Hausse des taux : la BCE refuse de baisser la garde, l'inflation est encore trop forte

La hausse de 25 points de base de la BCE est justifiée par la persistance d'une inflation élevée, alors que la croissance économique de la zone euro ralentit de plus en plus. Prudente, la présidente de l'institution monétaire s'est bien gardé d'affirmer qu'il s'agissait du dernier relèvement, renvoyant toute décision future à l'évolution de la situation économique.
Robert Jules
Christine Lagarde, lors de sa conférence de presse, ce jeudi.
Christine Lagarde, lors de sa conférence de presse, ce jeudi. (Crédits : Reuters)

La Banque centrale européenne (BCE) s'est finalement résolue jeudi à relever, pour la dixième fois consécutive, ses taux directeurs, de 0,25 point. À compter du 20 septembre, les taux d'intérêt des opérations principales de refinancement, de la facilité de prêt marginal et de la facilité de dépôt seront relevés à respectivement 4,5%, 4,75% et 4%, atteignant leurs plus hauts niveaux depuis la création de la monnaie unique en 1999.

La crédibilité de la BCE repose sur le retour à 2%

Si Christine Lagarde dans sa conférence de presse s'est bien gardé de parler d'un pic, et d'une future baisse, elle a laissé entrevoir qu'en revanche, ils pourraient rester à ce niveau suffisamment longtemps, avec l'objectif du retour d'une inflation à 2%, synonyme de stabilité des prix, sur lequel repose « la crédibilité de la BCE ».

« Il s'agira probablement de la dernière étape en matière de taux d'intérêt. L'économie de la zone euro s'affaiblit déjà suffisamment pour rendre très improbable une nouvelle hausse de l'inflation. Ce n'est que dans le cas, peu probable, où les taux d'inflation deviendraient vraiment incontrôlables et dépasseraient les prévisions d'inflation déjà très élevées de la BCE que cette dernière prendrait une nouvelle mesure de hausse », assure Martin Moryson, chef économiste Europe, chez DWS.

Un scénario qui n'est pas toutefois à exclure. « Là où le consensus semble vouloir croire à la possible fin du cycle de hausses des taux, discours déjà entendu lors de la réunion précédente, un scénario alternatif et moins réjouissant reste possible : l'inflation surprend par sa vigueur et sa résilience et paraît décidément structurelle », considère Raphaël Thuin, directeur des stratégies de marchés de capitaux chez Tikehau Capital.

En effet, au regard des données, l'inflation a certes baissé sur un an, mais elle reste durablement élevée. Selon les données révisées de la BCE, elle est prévue d'atteindre 5,6% en 2023, 3,2% en 2024 contre 3% initialement prévu reflétant « une trajectoire plus élevée des prix de l'énergie », a précisé Christine Lagarde. En 2025, elle s'établirait à 2,1%.

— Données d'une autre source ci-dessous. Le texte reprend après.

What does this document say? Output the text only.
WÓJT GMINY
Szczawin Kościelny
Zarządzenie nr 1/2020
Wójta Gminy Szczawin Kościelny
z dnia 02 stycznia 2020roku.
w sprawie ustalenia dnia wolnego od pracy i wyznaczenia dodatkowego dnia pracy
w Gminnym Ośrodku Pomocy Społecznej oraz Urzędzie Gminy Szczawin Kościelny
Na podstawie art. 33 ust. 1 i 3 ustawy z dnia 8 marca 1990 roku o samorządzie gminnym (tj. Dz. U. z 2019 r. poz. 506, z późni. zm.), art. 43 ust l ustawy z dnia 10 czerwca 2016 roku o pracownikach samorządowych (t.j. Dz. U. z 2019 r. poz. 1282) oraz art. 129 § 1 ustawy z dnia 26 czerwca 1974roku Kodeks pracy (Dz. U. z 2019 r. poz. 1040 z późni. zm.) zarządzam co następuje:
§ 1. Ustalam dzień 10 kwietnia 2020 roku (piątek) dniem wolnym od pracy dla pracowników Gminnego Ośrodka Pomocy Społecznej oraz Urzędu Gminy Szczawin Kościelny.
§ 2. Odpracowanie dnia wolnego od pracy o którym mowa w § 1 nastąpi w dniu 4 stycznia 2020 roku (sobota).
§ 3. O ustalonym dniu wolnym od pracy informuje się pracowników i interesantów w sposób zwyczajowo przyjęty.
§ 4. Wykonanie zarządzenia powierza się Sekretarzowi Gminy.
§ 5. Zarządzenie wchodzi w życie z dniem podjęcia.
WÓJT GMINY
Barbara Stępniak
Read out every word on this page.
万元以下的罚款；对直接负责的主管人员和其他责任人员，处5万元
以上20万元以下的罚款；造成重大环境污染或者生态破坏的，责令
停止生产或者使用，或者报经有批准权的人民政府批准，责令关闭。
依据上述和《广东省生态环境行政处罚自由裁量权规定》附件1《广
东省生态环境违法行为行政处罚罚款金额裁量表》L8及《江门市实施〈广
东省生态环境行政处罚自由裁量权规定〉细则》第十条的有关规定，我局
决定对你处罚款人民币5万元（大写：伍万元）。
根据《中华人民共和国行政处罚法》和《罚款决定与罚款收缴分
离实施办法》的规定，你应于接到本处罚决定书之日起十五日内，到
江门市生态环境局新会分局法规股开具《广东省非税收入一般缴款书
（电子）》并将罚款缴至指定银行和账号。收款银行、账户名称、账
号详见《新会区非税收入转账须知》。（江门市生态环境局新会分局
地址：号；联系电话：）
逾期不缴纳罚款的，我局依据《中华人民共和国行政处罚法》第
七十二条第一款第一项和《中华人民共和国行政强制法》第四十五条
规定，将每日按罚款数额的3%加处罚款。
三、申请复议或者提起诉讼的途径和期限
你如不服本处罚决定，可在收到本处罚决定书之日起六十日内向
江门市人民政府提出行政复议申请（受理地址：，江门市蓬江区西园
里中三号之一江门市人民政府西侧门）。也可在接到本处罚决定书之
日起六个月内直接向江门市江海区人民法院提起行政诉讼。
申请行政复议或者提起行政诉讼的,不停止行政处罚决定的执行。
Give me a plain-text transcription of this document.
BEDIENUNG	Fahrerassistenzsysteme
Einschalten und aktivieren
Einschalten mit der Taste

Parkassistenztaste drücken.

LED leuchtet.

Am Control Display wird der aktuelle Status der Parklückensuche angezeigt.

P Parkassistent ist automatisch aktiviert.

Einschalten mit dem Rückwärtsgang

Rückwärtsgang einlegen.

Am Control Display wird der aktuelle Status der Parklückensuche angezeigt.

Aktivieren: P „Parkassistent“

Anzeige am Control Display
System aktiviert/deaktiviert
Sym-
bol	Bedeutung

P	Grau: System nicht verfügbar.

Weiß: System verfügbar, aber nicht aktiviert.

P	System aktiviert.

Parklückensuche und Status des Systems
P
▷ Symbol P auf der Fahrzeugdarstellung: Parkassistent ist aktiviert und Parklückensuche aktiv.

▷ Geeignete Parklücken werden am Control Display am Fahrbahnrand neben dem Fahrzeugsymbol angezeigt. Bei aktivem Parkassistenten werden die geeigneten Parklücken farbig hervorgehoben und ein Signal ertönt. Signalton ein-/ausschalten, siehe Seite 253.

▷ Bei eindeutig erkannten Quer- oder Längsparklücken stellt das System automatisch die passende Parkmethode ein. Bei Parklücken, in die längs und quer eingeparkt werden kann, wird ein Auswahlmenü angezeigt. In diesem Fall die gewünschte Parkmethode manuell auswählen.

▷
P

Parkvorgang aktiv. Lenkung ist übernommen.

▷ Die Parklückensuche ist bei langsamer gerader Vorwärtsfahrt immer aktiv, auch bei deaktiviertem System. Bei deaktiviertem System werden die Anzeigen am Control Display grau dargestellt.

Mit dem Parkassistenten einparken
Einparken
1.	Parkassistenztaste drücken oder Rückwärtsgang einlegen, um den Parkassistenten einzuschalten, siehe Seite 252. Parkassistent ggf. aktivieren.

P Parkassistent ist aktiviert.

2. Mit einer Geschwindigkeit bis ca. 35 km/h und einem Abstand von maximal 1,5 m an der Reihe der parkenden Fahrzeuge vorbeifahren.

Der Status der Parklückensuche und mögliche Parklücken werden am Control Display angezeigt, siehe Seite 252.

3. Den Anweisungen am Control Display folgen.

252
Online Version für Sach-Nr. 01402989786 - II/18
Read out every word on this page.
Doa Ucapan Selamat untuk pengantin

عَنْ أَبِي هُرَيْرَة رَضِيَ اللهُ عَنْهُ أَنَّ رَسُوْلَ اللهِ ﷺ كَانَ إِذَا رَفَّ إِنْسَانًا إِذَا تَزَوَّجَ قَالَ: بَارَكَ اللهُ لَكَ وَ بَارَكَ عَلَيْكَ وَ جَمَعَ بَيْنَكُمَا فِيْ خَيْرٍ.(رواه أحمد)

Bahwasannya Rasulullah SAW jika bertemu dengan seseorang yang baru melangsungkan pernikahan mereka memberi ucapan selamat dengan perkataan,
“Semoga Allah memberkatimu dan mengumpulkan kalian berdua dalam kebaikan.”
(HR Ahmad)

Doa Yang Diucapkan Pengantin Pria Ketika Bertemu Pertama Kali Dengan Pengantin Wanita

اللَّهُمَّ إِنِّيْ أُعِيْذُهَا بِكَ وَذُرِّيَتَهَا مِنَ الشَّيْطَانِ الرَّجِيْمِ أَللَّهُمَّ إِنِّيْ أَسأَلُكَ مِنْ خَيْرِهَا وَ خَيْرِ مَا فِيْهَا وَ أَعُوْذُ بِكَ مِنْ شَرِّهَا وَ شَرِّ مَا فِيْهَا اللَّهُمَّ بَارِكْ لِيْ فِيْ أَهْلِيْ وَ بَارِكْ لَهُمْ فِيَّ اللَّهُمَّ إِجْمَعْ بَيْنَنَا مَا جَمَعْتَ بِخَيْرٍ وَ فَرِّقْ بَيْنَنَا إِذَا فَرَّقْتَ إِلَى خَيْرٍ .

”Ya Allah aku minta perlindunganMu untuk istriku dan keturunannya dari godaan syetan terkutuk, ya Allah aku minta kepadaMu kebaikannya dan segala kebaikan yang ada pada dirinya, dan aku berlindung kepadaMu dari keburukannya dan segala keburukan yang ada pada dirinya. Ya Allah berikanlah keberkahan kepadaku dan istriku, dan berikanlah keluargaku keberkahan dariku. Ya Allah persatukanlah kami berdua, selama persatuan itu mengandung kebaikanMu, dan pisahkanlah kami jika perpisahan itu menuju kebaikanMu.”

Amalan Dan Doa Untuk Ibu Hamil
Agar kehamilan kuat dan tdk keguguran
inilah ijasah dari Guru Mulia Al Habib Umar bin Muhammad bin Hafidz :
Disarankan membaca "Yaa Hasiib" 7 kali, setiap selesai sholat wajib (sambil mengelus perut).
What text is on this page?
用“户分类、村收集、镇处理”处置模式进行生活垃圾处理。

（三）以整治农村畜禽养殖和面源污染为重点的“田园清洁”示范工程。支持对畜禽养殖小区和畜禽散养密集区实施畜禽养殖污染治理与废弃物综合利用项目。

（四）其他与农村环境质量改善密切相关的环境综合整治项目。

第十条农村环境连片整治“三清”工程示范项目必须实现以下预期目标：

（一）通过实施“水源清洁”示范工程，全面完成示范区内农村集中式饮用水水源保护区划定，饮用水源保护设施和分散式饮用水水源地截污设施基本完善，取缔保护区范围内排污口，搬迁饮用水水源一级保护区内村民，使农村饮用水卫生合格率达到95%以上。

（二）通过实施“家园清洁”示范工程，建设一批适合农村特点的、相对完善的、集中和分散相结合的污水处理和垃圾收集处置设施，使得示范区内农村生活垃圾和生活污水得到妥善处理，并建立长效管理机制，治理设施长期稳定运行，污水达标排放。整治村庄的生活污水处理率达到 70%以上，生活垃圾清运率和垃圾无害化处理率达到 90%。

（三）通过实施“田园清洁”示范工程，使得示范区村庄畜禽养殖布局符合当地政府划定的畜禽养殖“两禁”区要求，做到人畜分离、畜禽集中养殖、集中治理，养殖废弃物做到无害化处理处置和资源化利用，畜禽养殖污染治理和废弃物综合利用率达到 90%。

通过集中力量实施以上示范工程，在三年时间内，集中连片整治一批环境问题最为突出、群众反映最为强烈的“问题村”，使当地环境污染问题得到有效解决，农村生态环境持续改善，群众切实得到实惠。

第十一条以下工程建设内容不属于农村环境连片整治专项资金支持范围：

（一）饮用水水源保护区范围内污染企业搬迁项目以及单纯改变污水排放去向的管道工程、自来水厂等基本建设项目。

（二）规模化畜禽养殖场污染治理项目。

Le choix d'une « solide majorité »

Si la présidente de l'institution a révélé que certains gouverneurs auraient préféré maintenir les taux inchangés pour ne pas peser sur la croissance économique, une « solide majorité » d'entre eux a approuvé le choix de relever les taux. « Il aurait été très difficile pour la BCE de faire comprendre au marché qu'une éventuelle pause n'aurait pas été un pic », remarque Fabio Balboni, économiste, chez HSBC Global Research.

En effet si la BCE précise dans son communiqué qu'elle « considère que les taux d'intérêt directeurs ont atteint des niveaux qui, maintenus pendant une durée suffisamment longue, apporteront une contribution substantielle » au retour vers l'objectif des 2%, néanmoins, prudente, la présidente de la BCE s'est bien gardée d'exclure d'éventuelles nouvelles hausses des taux, se laissant ainsi une marge de manœuvre en fonction de l'évolution de la situation. « Nous ne disons pas que nous sommes actuellement au plus haut des taux d'intérêt », a-t-elle déclaré.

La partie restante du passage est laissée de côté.